Anonymous More than 1 year ago
Moving and deeply inspirational. Nancy Brinker's tale is a little-engine-that-could story that will rev you up like no other. Must read!
KrittersRamblings More than 1 year ago
Wow, what a great book, by great I mean - I couldn't put it down, I laughed and cried, and I had to email my closet family and friends to share it immediately. A fresh story on the makings of a huge organization that has changed the landscape of breast cancer and influenced decisions makers from citizens in their home to lawmakers in Washington, D.C. I have participated in SGK events, but I had no idea the trials that Brinker endured while starting this non-profit. She has fought breast cancer herself - who would have been able to do that while encouraging women to be aware of this devastating disease. As to whom I would recommend - absolutely anyone. This was a great read that made me want to support this organization even more. I loved hearing this story and finishing it on the second day of 2011 made me motivated to make a resolution to be more involved in charity with this new year.
DSF55 More than 1 year ago
I enjoyed this book alot. It was very moving for me to read the story of a sister keeping her promise to her dying sister. It was great to get to know Susan and Nancy and how their life was before Susan got sick. Nancy is an amazing woman, too, for being able to keep her promise to Susan and to run with it! The Susan G. Komen Foundation is a remarkable foundation and provides a great wealth of information to the women of the world. Being a breast cancer survivor (12 Yrs), it was a very inspiring story for me. I have been interested in this foundation since it started and especially once I was diagnosed. I am now a volunteer for my local affiliate and hope to continue the great work that Nancy started on behalf of her sister, Susan.
Anonymous More than 1 year ago
I dare you not to be moved by the story of two sisters, Nancy and Susan and how their love changed how we battle breast cancer.
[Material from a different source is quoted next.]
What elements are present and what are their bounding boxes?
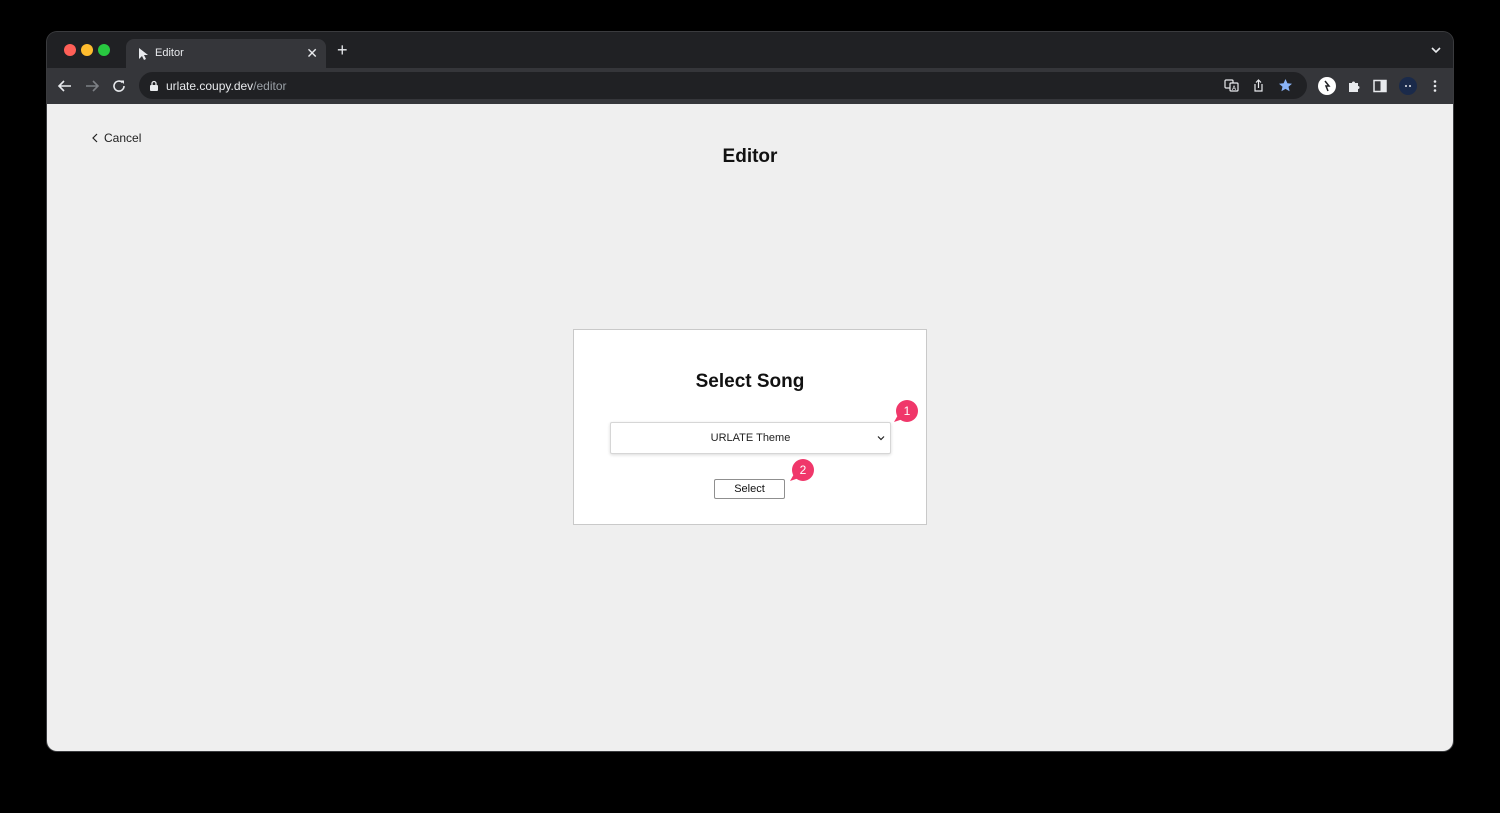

This is a remarkable story of a promised kept. I'd also recommend that you buy "When God Stopped Keeping Score," an intimate look at the power of God and forgiveness. It is a must read for every woman and it is on sale now here on BN. Proceeds from the sale of each copy will go to support various women and children charities.
Anonymous More than 1 year ago
When adversity strikes, how will you respond? Suzy Goodman wanted to open doors for others, and her sister, Nancy, made that wish a living legacy. This is an inspiring account of choice, self-empowerment and one's ability to make a difference. In many ways the book parallels insights found in the book "When One Door Closes" by Graham and Saylor. Both are interesting and thought provoking works that will challenge you to make positive choices and help you find the strength and determination to initiate meaningful change in your life. All of us face adversity along the way and have the opportunity to shape our legacy. That makes this book an excellent and worthwhile read.
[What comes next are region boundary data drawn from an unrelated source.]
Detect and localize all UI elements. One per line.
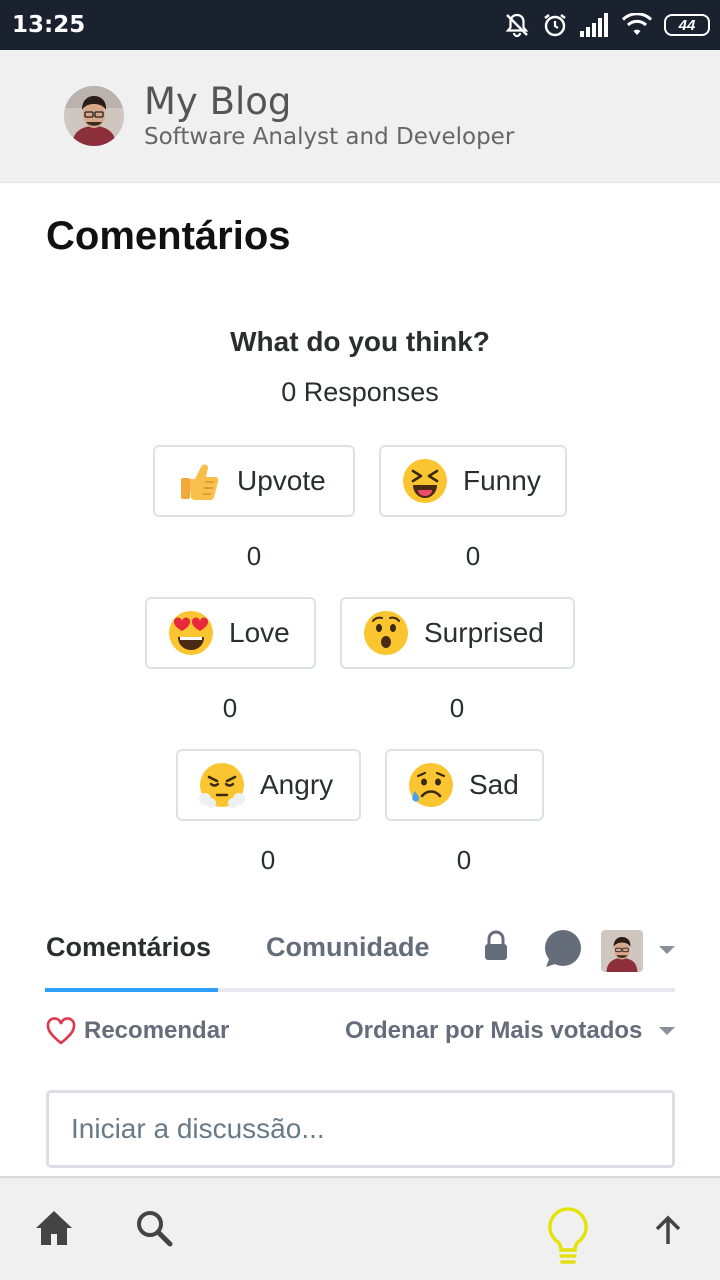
reaction-label: Upvote	[237, 465, 326, 496]
reaction-surprised-button[interactable]: Surprised	[340, 597, 575, 669]
tabs-underline	[45, 988, 675, 992]
lock-icon[interactable]	[483, 930, 509, 967]
reaction-count-love: 0	[222, 693, 238, 723]
sort-dropdown[interactable]: Ordenar por Mais votados	[345, 1017, 642, 1045]
reaction-angry-button[interactable]: Angry	[176, 749, 361, 821]
chat-bubble-icon[interactable]	[542, 929, 582, 974]
wifi-icon	[622, 13, 652, 37]
reaction-love-button[interactable]: Love	[145, 597, 316, 669]
reactions-question: What do you think?	[230, 326, 490, 357]
reaction-label: Funny	[463, 465, 541, 496]
search-icon[interactable]	[134, 1208, 174, 1253]
alarm-icon	[542, 12, 568, 38]
blog-header[interactable]: My Blog Software Analyst and Developer	[0, 50, 720, 183]
blog-subtitle: Software Analyst and Developer	[144, 124, 515, 150]
reaction-label: Sad	[469, 769, 519, 800]
reaction-count-surprised: 0	[449, 693, 465, 723]
status-bar: 13:25 44	[0, 0, 720, 50]
signal-icon	[580, 13, 610, 37]
bottom-nav	[0, 1176, 720, 1280]
notifications-off-icon	[504, 12, 530, 38]
page-title: Comentários	[46, 214, 291, 258]
tab-community[interactable]: Comunidade	[266, 932, 430, 963]
sort-chevron-down-icon[interactable]	[659, 1027, 675, 1035]
sad-sweat-icon	[409, 763, 453, 807]
discussion-placeholder: Iniciar a discussão...	[71, 1113, 325, 1144]
discussion-input[interactable]: Iniciar a discussão...	[46, 1090, 675, 1168]
battery-level: 44	[678, 16, 696, 34]
reaction-label: Angry	[260, 769, 334, 800]
user-avatar[interactable]	[601, 930, 643, 972]
account-chevron-down-icon[interactable]	[659, 946, 675, 954]
reaction-count-sad: 0	[456, 845, 472, 875]
battery-icon: 44	[664, 14, 710, 36]
reaction-label: Surprised	[424, 617, 544, 648]
status-time: 13:25	[12, 12, 86, 38]
squinting-tongue-icon	[403, 459, 447, 503]
avatar[interactable]	[64, 86, 124, 146]
arrow-up-icon[interactable]	[652, 1214, 684, 1251]
thumbs-up-icon	[181, 464, 219, 500]
reaction-count-angry: 0	[260, 845, 276, 875]
steam-from-nose-icon	[199, 763, 245, 808]
reaction-sad-button[interactable]: Sad	[385, 749, 544, 821]
reaction-count-upvote: 0	[246, 541, 262, 571]
reaction-count-funny: 0	[465, 541, 481, 571]
responses-count: 0 Responses	[281, 377, 439, 407]
recommend-button[interactable]: Recomendar	[46, 1017, 229, 1045]
heart-eyes-icon	[169, 611, 213, 655]
heart-icon	[46, 1017, 76, 1045]
active-tab-indicator	[45, 988, 218, 992]
lightbulb-icon[interactable]	[546, 1206, 590, 1273]
reaction-funny-button[interactable]: Funny	[379, 445, 567, 517]
recommend-label: Recomendar	[84, 1017, 230, 1044]
surprised-icon	[364, 611, 408, 655]
home-icon[interactable]	[34, 1208, 74, 1253]
blog-title[interactable]: My Blog	[144, 80, 291, 123]
reaction-label: Love	[229, 617, 290, 648]
reaction-upvote-button[interactable]: Upvote	[153, 445, 355, 517]
tab-comments[interactable]: Comentários	[46, 932, 211, 963]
MissaBean More than 1 year ago
I have read many memoirs. This one doesn't flow as well as most. The subject matter itself is what kept me interested. Every couple chapters is a chapter about the history of breast cancer. I found that a little odd but I did learn more about the disease with that format. I enjoyed the book and found it to be a quick read.
marilynne warden More than 1 year ago
Author repeats herself too many times throughout the book.very disappointed
Anonymous More than 1 year ago
This was an awesome book, I'd love to meet Nancy Brinker. Her life has had such purpose and the promise she made to her sister set the course for her life. I am currently going through the same thing with my sister so alot of the book hit very close to home. It is a very emotional book and you'd better have the tissues handy but I loved it because it made me feel like there is hope.
Anonymous More than 1 year ago
What an amazing piece of work! Nancy Brinker did a wonderful job putting this together. From the historical views to the actual events of her and her sister Susan's life. This book is not only envoking, it's riveting! A MUST read!